The best way to encode a binary string is Huffman's method. The entropy of different binary strings is different, and the length after encoding using the Huffman method is also different, that is, the compression ratio is different.
Here are two strings of binary:
100001001000000000 - 10010110101101010001
For the Huffman method, the first string is easier to compress than the second string, resulting in a shorter compressed length.
Lossy compression of media data in two steps:
- The media data through certain methods, converted into 0 or 1 more of a binary representation.
- Huffman encoding of the results, to achieve compression.
JPEG does this:
- Divide the image into several 8x8 tiles
- Convert 8x8 2D images to 64x1 one-dimensional images
- DFT the 64x1 image to get the amplitude and phase at different frequencies
- Excluding the smaller items in the DFT results (assuming the human eye is insensitive to these items), the result is that more 0s can be compressed by the Huffman method to be smaller
- Huffman encoding of the results, to achieve compression.
JPEG This method has many disadvantages. After the DFT reject term, the value of the pixel at the edge changes, causing the image to be discontinuous. The most notable feature of a JPEG-compressed image is its ability to see a large number of 8x8 mosaic tiles in the image.
Can not cut the image into a piece of a binary string, but the entire image is continuously converted into a large bitmap it? Well, you can try it with Convolutional Neural Network (CNN).
To convert the image to a binary string and then convert it back, two CNNs are needed, one responsible for encoding (image -> 0-1 bitmap) and one for decoding (0-1 bitmap -> image).
Training architecture (green arrows indicate error reduction as a target, update parameters):
Which sigmoid function is the role of the encoder output is limited to between 0 and 1. To make the network more output 0 and less output 1 (for compression), I added a penalty on the generated binary:
loss = tf.reduce_mean((y-x)**2) + tf.reduce_mean(binary_code**2) * 0.01
This structure becomes:
After the training began, the situation is this:
From left to right:
- Input image (3 channels in total)
- The decoded image is output from sigmoid
- The sigmoid output is binarized and then the decoded image
Right from top to bottom:
- sigmoid output (generated by the first figure on the left, a total of 128 channels)

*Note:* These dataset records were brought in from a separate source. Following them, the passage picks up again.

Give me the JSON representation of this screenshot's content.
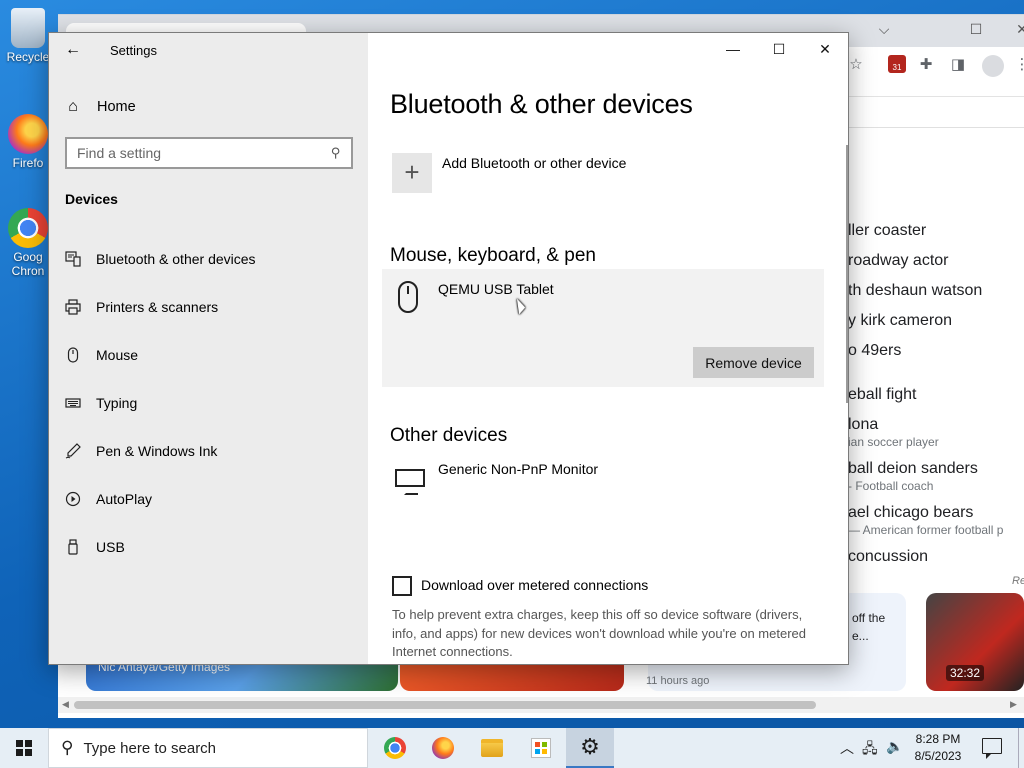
{
  "desktop": {
    "icons": [
      {
        "label": "Recycle",
        "name": "recycle-bin-icon"
      },
      {
        "label": "Firefo",
        "name": "firefox-icon"
      },
      {
        "label": "Goog\nChron",
        "name": "chrome-icon"
      }
    ]
  },
  "browser": {
    "trends": [
      {
        "text": "ller coaster"
      },
      {
        "text": "roadway actor"
      },
      {
        "text": "th deshaun watson"
      },
      {
        "text": "y kirk cameron"
      },
      {
        "text": "o 49ers"
      },
      {
        "text": "eball fight"
      },
      {
        "text": "lona",
        "sub": "ian soccer player"
      },
      {
        "text": "ball deion sanders",
        "sub": "- Football coach"
      },
      {
        "text": "ael chicago bears",
        "sub": "— American former football p"
      },
      {
        "text": "concussion"
      }
    ],
    "news_caption": "Nic Antaya/Getty Images",
    "news_card_text": [
      "off the",
      "e..."
    ],
    "news_card_meta": "11 hours ago",
    "video_time": "32:32",
    "calendar_badge": "31",
    "partial_right_text": "Re"
  },
  "settings": {
    "window_title": "Settings",
    "nav": {
      "home_label": "Home",
      "search_placeholder": "Find a setting",
      "section_title": "Devices",
      "items": [
        {
          "label": "Bluetooth & other devices",
          "icon": "bluetooth-keyboard-icon"
        },
        {
          "label": "Printers & scanners",
          "icon": "printer-icon"
        },
        {
          "label": "Mouse",
          "icon": "mouse-icon"
        },
        {
          "label": "Typing",
          "icon": "keyboard-icon"
        },
        {
          "label": "Pen & Windows Ink",
          "icon": "pen-icon"
        },
        {
          "label": "AutoPlay",
          "icon": "autoplay-icon"
        },
        {
          "label": "USB",
          "icon": "usb-icon"
        }
      ]
    },
    "content": {
      "page_title": "Bluetooth & other devices",
      "add_device_label": "Add Bluetooth or other device",
      "mouse_section_title": "Mouse, keyboard, & pen",
      "mouse_device_name": "QEMU USB Tablet",
      "remove_button_label": "Remove device",
      "other_section_title": "Other devices",
      "monitor_device_name": "Generic Non-PnP Monitor",
      "metered_checkbox_label": "Download over metered connections",
      "metered_checked": false,
      "help_text": "To help prevent extra charges, keep this off so device software (drivers, info, and apps) for new devices won't download while you're on metered Internet connections."
    }
  },
  "taskbar": {
    "search_placeholder": "Type here to search",
    "time": "8:28 PM",
    "date": "8/5/2023",
    "apps": [
      {
        "name": "chrome-taskbar-button"
      },
      {
        "name": "firefox-taskbar-button"
      },
      {
        "name": "file-explorer-taskbar-button"
      },
      {
        "name": "microsoft-store-taskbar-button"
      },
      {
        "name": "settings-taskbar-button",
        "active": true
      }
    ]
  }
}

- sigmoid output, after binarization
A closer look can be seen, sigmoid output is not used 0 and 1, but in different shades of gray that information, and decoder from these shades of gray restore the image. If we binarize the sigmoid output, the information is completely lost. So how can we force neural networks to represent information using 0 and 1 rather than other values between 0 and 1?
The answer is to increase the noise!
If we add Gaussian noise before the sigmoid function, then the encoder and decoder will start to find out that with gray unreliable, only information encoded with 0 and 1 can resist noise.
After adding Gaussian noise, the architecture becomes like this:
The noise standard deviation transferred to 15, the training effect is as follows:
Can see that the network has learned to use binary dither to encode the image content, the binary output is not done on the sigmoid little difference.